El cuerpo del pingüino fue torpemente disecado por un marinero del barco en el que había llegado Grajales. Durante el largo periplo fue un ejemplar más de una colección azarosa e improvisada, hecha sin propósito y perdida de igual manera. Durante uno de los muchos reveses sufridos en el viaje se vio que del pingüino no había quedado más que un pellejillo de cuero informe sin valor taxonómico alguno. Grajales se lo regaló a uno de los niños para que jugara; nunca supo a cuál de ellos. El niño, flaco y nervioso, había aprendido a coser durante el viaje para distraerse del mareo y del aburrimiento, y cosió el cuero en la bolsita que ya siempre le acompañaría.

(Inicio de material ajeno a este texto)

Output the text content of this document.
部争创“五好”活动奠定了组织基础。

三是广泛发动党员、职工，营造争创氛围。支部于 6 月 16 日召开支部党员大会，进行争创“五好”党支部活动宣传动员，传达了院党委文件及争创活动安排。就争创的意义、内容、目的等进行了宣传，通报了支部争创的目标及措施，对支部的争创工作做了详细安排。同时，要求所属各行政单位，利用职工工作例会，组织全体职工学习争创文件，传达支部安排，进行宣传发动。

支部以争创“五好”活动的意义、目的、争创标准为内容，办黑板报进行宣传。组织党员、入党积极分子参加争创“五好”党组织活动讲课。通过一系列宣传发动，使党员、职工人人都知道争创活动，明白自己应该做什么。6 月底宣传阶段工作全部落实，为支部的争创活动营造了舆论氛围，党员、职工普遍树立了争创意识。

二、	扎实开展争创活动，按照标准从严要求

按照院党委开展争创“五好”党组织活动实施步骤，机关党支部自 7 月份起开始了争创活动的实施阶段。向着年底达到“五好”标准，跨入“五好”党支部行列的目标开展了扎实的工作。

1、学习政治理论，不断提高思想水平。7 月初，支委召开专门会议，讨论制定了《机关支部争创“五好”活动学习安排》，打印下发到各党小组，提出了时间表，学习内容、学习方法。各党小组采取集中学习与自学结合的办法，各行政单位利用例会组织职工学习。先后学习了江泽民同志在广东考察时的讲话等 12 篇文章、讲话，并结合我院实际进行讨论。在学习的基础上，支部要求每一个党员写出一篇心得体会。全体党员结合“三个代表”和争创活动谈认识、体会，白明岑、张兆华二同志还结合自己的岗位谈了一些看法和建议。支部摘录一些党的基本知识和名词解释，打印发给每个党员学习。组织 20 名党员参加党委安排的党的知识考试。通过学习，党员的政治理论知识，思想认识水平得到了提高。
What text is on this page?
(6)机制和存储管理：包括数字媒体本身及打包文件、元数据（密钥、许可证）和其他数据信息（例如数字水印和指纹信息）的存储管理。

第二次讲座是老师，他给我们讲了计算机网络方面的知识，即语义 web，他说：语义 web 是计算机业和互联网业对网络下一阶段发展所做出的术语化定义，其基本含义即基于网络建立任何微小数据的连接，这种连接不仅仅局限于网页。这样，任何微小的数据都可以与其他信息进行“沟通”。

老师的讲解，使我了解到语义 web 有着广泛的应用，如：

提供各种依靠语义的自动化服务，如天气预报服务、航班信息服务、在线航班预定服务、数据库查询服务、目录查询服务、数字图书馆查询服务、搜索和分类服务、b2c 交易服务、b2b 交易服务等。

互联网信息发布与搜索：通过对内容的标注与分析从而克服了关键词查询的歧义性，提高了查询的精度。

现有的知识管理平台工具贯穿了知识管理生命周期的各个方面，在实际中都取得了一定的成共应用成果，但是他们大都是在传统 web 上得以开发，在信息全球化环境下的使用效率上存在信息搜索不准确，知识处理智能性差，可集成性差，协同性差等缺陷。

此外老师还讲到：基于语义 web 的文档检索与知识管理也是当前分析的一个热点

El niño, como el pingüino, no tenía nombre. Se le llamó Expósito por su origen, y Pedro por comodidad; habían puesto a los niños del viaje nombres de apóstoles. El pingüino viajó con Pedro por todo el continente y saltó luego a Europa, en migración póstuma, manchándose del polvo amarillo de los caminos españoles. La bolsita de cuero menguaba y se agrietaba a medida que Pedro crecía, se dejaba bigote y se alistaba en el ejército, dando un nombre que no era el suyo, con la libertad del que no ha tenido nunca nombre. Los anales de la expedición de la que formó parte se referían a él, y a todos sus compañeros, como los niños vacuníferos. Nunca supieron de su apostolado médico ni de los cientos de miles de vidas que salvaron con su linfa.
La historia de Pedro y la del pingüino convergieron por fin en Luchana en 1836, cuando Pedro también pasó a ser un cuerpo tendido sobre las rocas. Al lavarlo para el funeral vieron en su brazo una cicatriz blanca y recta, trazada hacía mucho por una lanceta.